A family law solicitor who hired a private investigator to find out the address of a litigant in person which he then shared with his client has been fined £17,500. 

SDT sign

Source: SDT

Sole practitioner Clive Graham Wood, admitted in 1982, was alleged to have attempted to take unfair advantage of Person M’s position as a litigant in person by ‘repeatedly’ asking her for her contact details when he knew or ought to have known that she did not want to provide them and had no legal duty to do so.

He was also alleged to have obtained Person M’s contact details by instructing a private investigator. He then disclosed those details to his client when he knew or ought to have known Person M would not have consented to her details being obtained in such a way, and, under the Family Procedure Rules, Person M was entitled to withhold her contact details until directed to disclose them by a court order.

Wood denied both allegations in their entirety.

Representing himself during the day-and-a-half substantive hearing at the Solicitors Disciplinary Tribunal, Wood confirmed in cross examination he had instructed a tracing agent ‘at the specific instructions of my client’.

The three-person panel found both allegations proved but dismissed part of the second allegation that in obtaining Person M’s contact details by hiring a private investigator he had prevented the court from being able to properly determine whether such disclosure should be made.
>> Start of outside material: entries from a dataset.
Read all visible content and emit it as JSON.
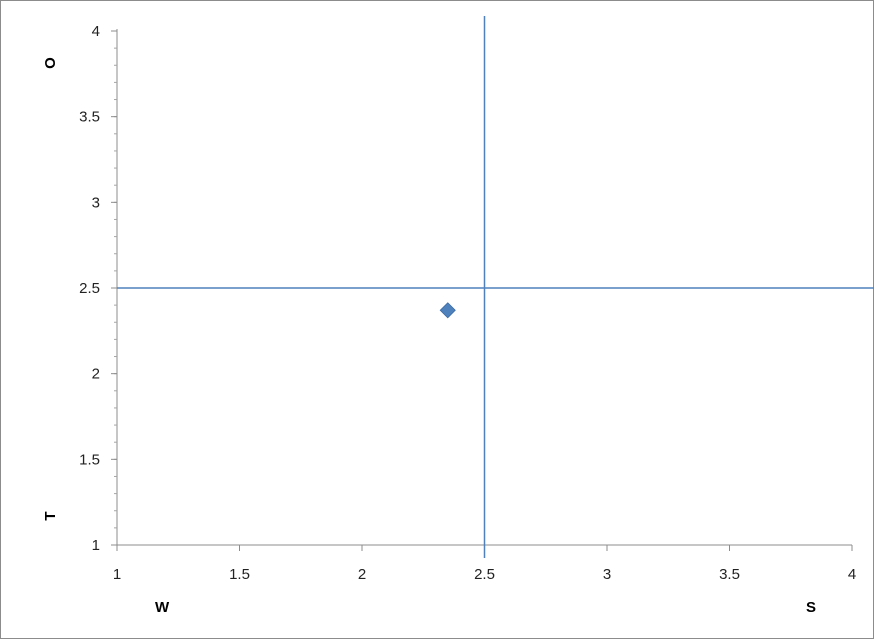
{
  "chart_data": {
    "type": "scatter",
    "title": "",
    "xlabel": "",
    "ylabel": "",
    "xlim": [
      1,
      4
    ],
    "ylim": [
      1,
      4
    ],
    "x_ticks": [
      1,
      1.5,
      2,
      2.5,
      3,
      3.5,
      4
    ],
    "y_ticks": [
      1,
      1.5,
      2,
      2.5,
      3,
      3.5,
      4
    ],
    "series": [
      {
        "points": [
          {
            "x": 2.35,
            "y": 2.37
          }
        ],
        "marker": "diamond",
        "color": "#4f81bd"
      }
    ],
    "reference_lines": {
      "x": 2.5,
      "y": 2.5,
      "color": "#4f81bd"
    },
    "quadrant_labels": {
      "bottom_left": "W",
      "bottom_right": "S",
      "left_top": "O",
      "left_bottom": "T"
    },
    "grid": false,
    "legend": "none"
  }
}
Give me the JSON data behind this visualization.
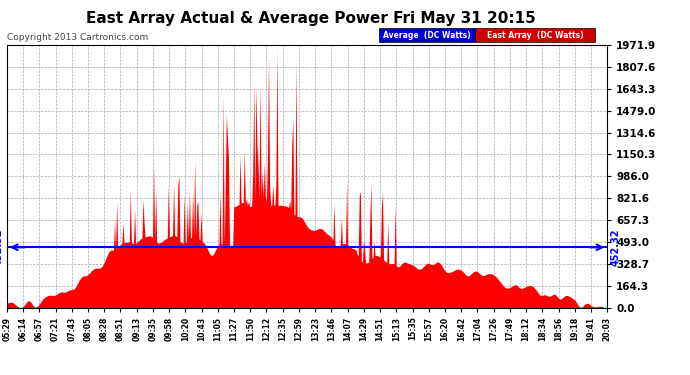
{
  "title": "East Array Actual & Average Power Fri May 31 20:15",
  "copyright": "Copyright 2013 Cartronics.com",
  "legend_avg": "Average  (DC Watts)",
  "legend_east": "East Array  (DC Watts)",
  "avg_line_value": 452.32,
  "avg_label": "452.32",
  "ymax": 1971.9,
  "yticks": [
    0.0,
    164.3,
    328.7,
    493.0,
    657.3,
    821.6,
    986.0,
    1150.3,
    1314.6,
    1479.0,
    1643.3,
    1807.6,
    1971.9
  ],
  "x_labels": [
    "05:29",
    "06:14",
    "06:57",
    "07:21",
    "07:43",
    "08:05",
    "08:28",
    "08:51",
    "09:13",
    "09:35",
    "09:58",
    "10:20",
    "10:43",
    "11:05",
    "11:27",
    "11:50",
    "12:12",
    "12:35",
    "12:59",
    "13:23",
    "13:46",
    "14:07",
    "14:29",
    "14:51",
    "15:13",
    "15:35",
    "15:57",
    "16:20",
    "16:42",
    "17:04",
    "17:26",
    "17:49",
    "18:12",
    "18:34",
    "18:56",
    "19:18",
    "19:41",
    "20:03"
  ],
  "bg_color": "#ffffff",
  "fill_color": "#ff0000",
  "avg_line_color": "#0000ff",
  "grid_color": "#aaaaaa",
  "title_color": "#000000"
}
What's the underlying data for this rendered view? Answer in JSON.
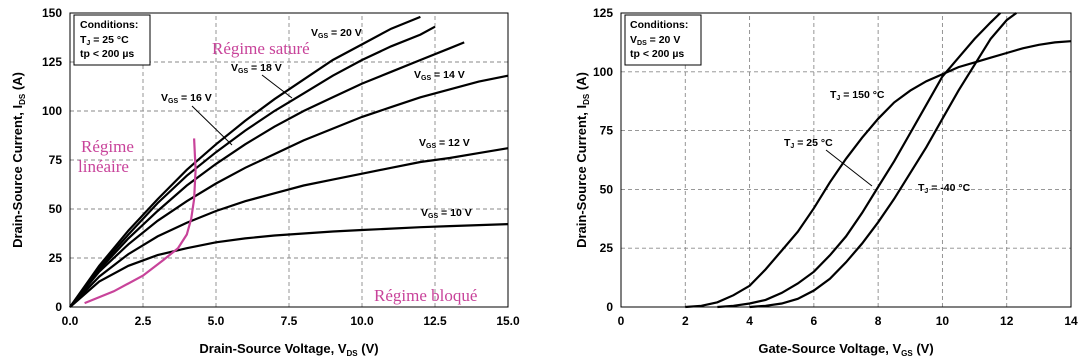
{
  "chart_data": [
    {
      "type": "line",
      "xlabel": "Drain-Source Voltage, V",
      "xlabel_sub": "DS",
      "xlabel_suffix": " (V)",
      "ylabel": "Drain-Source Current, I",
      "ylabel_sub": "DS",
      "ylabel_suffix": " (A)",
      "xlim": [
        0,
        15
      ],
      "ylim": [
        0,
        150
      ],
      "x_ticks": [
        "0.0",
        "2.5",
        "5.0",
        "7.5",
        "10.0",
        "12.5",
        "15.0"
      ],
      "y_ticks": [
        "0",
        "25",
        "50",
        "75",
        "100",
        "125",
        "150"
      ],
      "grid": true,
      "conditions": {
        "title": "Conditions:",
        "line1_pre": "T",
        "line1_sub": "J",
        "line1_post": " = 25 °C",
        "line2": "tp < 200 µs"
      },
      "series": [
        {
          "name": "V",
          "sub": "GS",
          "post": " = 20 V",
          "x": [
            0,
            1,
            2,
            3,
            4,
            5,
            6,
            7,
            8,
            9,
            10,
            11,
            12
          ],
          "y": [
            0,
            21,
            39,
            55,
            70,
            83,
            95,
            106,
            116,
            126,
            134,
            142,
            148
          ]
        },
        {
          "name": "V",
          "sub": "GS",
          "post": " = 18 V",
          "x": [
            0,
            1,
            2,
            3,
            4,
            5,
            6,
            7,
            8,
            9,
            10,
            11,
            12,
            12.5
          ],
          "y": [
            0,
            20,
            37,
            53,
            67,
            79,
            90,
            100,
            109,
            118,
            126,
            133,
            139,
            143
          ]
        },
        {
          "name": "V",
          "sub": "GS",
          "post": " = 16 V",
          "x": [
            0,
            1,
            2,
            3,
            4,
            5,
            6,
            7,
            8,
            9,
            10,
            11,
            12,
            13,
            13.5
          ],
          "y": [
            0,
            19,
            35,
            49,
            62,
            73,
            83,
            92,
            100,
            107,
            114,
            120,
            126,
            132,
            135
          ]
        },
        {
          "name": "V",
          "sub": "GS",
          "post": " = 14 V",
          "x": [
            0,
            1,
            2,
            3,
            4,
            5,
            6,
            7,
            8,
            9,
            10,
            11,
            12,
            13,
            14,
            15
          ],
          "y": [
            0,
            18,
            32,
            44,
            54,
            63,
            71,
            78,
            85,
            91,
            97,
            102,
            107,
            111,
            115,
            118
          ]
        },
        {
          "name": "V",
          "sub": "GS",
          "post": " = 12 V",
          "x": [
            0,
            1,
            2,
            3,
            4,
            5,
            6,
            7,
            8,
            9,
            10,
            11,
            12,
            13,
            14,
            15
          ],
          "y": [
            0,
            15.5,
            27,
            36,
            43,
            49,
            54,
            58,
            62,
            65,
            68,
            71,
            74,
            76,
            78.5,
            81
          ]
        },
        {
          "name": "V",
          "sub": "GS",
          "post": " = 10 V",
          "x": [
            0,
            1,
            2,
            3,
            4,
            5,
            6,
            7,
            8,
            9,
            10,
            11,
            12,
            13,
            14,
            15
          ],
          "y": [
            0,
            13,
            21,
            26.5,
            30,
            33,
            35,
            36.5,
            37.5,
            38.5,
            39.3,
            40,
            40.7,
            41.3,
            41.8,
            42.3
          ]
        }
      ],
      "boundary_curve": {
        "x": [
          0.5,
          1.5,
          2.5,
          3.2,
          3.7,
          4.0,
          4.15,
          4.25,
          4.3,
          4.25
        ],
        "y": [
          2,
          8,
          16,
          24,
          30,
          37,
          45,
          55,
          70,
          86
        ]
      },
      "regions": [
        "Régime saturé",
        "Régime",
        "linéaire",
        "Régime bloqué"
      ]
    },
    {
      "type": "line",
      "xlabel": "Gate-Source Voltage, V",
      "xlabel_sub": "GS",
      "xlabel_suffix": " (V)",
      "ylabel": "Drain-Source Current, I",
      "ylabel_sub": "DS",
      "ylabel_suffix": " (A)",
      "xlim": [
        0,
        14
      ],
      "ylim": [
        0,
        125
      ],
      "x_ticks": [
        "0",
        "2",
        "4",
        "6",
        "8",
        "10",
        "12",
        "14"
      ],
      "y_ticks": [
        "0",
        "25",
        "50",
        "75",
        "100",
        "125"
      ],
      "grid": true,
      "conditions": {
        "title": "Conditions:",
        "line1_pre": "V",
        "line1_sub": "DS",
        "line1_post": " = 20 V",
        "line2": "tp < 200 µs"
      },
      "series": [
        {
          "name": "T",
          "sub": "J",
          "post": " = 150 °C",
          "x": [
            2,
            2.5,
            3,
            3.5,
            4,
            4.5,
            5,
            5.5,
            6,
            6.5,
            7,
            7.5,
            8,
            8.5,
            9,
            9.5,
            10,
            10.5,
            11,
            11.5,
            12,
            12.5,
            13,
            13.5,
            14
          ],
          "y": [
            0,
            0.5,
            2,
            5,
            9,
            16,
            24,
            32,
            42,
            53,
            63,
            72,
            80,
            87,
            92,
            96,
            99,
            102,
            104,
            106,
            108,
            110,
            111.5,
            112.5,
            113
          ]
        },
        {
          "name": "T",
          "sub": "J",
          "post": " = 25 °C",
          "x": [
            3,
            3.5,
            4,
            4.5,
            5,
            5.5,
            6,
            6.5,
            7,
            7.5,
            8,
            8.5,
            9,
            9.5,
            10,
            10.5,
            11,
            11.5,
            11.8
          ],
          "y": [
            0,
            0.5,
            1.5,
            3,
            6,
            10,
            15,
            22,
            30,
            40,
            51,
            62,
            74,
            86,
            98,
            106,
            114,
            121,
            125
          ]
        },
        {
          "name": "T",
          "sub": "J",
          "post": " = -40 °C",
          "x": [
            4,
            4.5,
            5,
            5.5,
            6,
            6.5,
            7,
            7.5,
            8,
            8.5,
            9,
            9.5,
            10,
            10.5,
            11,
            11.5,
            12,
            12.3
          ],
          "y": [
            0,
            0.5,
            1.5,
            3.5,
            7,
            12,
            19,
            27,
            36,
            46,
            57,
            68,
            80,
            92,
            103,
            114,
            122,
            125
          ]
        }
      ]
    }
  ]
}
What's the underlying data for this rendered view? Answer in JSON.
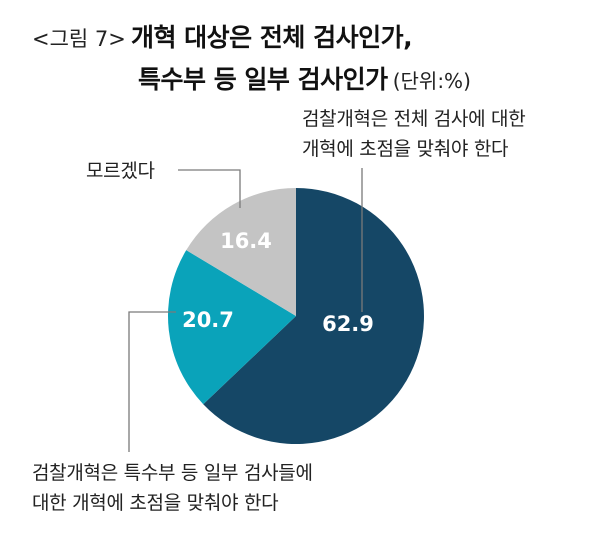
{
  "title": {
    "figure_label": "<그림 7>",
    "line1": "개혁 대상은 전체 검사인가,",
    "line2": "특수부 등 일부 검사인가",
    "unit": "(단위:%)"
  },
  "chart_data": {
    "type": "pie",
    "title": "개혁 대상은 전체 검사인가, 특수부 등 일부 검사인가",
    "unit": "%",
    "slices": [
      {
        "label_lines": [
          "검찰개혁은 전체 검사에 대한",
          "개혁에 초점을 맞춰야 한다"
        ],
        "value": 62.9,
        "value_text": "62.9",
        "color": "#154766"
      },
      {
        "label_lines": [
          "검찰개혁은 특수부 등 일부 검사들에",
          "대한 개혁에 초점을 맞춰야 한다"
        ],
        "value": 20.7,
        "value_text": "20.7",
        "color": "#0aa3ba"
      },
      {
        "label_lines": [
          "모르겠다"
        ],
        "value": 16.4,
        "value_text": "16.4",
        "color": "#c4c4c4"
      }
    ]
  }
}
Chair Alison Kellett gave short summary reasons for the tribunal’s findings. Kellett said: ‘This was a straightforward case in which the respondent has fundamentally misjudged the situation confronting him.’

The misjudgments were Wood’s assessment of his client following a phone and in-person meeting and his assessment of Person M that he did not consider her vulnerable.

The chair said there was ‘adequate and sufficient information in [Person M’s] email replies to the respondent to make clear she did not want to give her address’.

Wood ‘did not appreciate the seriousness’ of his conduct, the chair said, adding: ‘The tribunal saw no remorse or insight from the respondent in the course of his evidence.’

The tribunal made no finding in regard to the Solicitor Regulation Authority’s alternative case of recklessness.

Wood told the tribunal he has been a solicitor for almost 44 years and had an unblemished record. In mitigation, he said: ‘I cannot undo those misjudgments much as I would, at this stage, want to. Although you said I have not shown any insight or remorse, I inwardly feel I have learnt from this experience of the last three years while I have been under this investigation. 

‘I am incredibly sorry. I wish I could have my time again and apply insight to the circumstances. I made the misjudgments honestly. I have to query whether I will be able to continue taking on this type of work if my judgment is so poor.’

Wood was ordered to pay a £17,500 fine and £15,000 costs.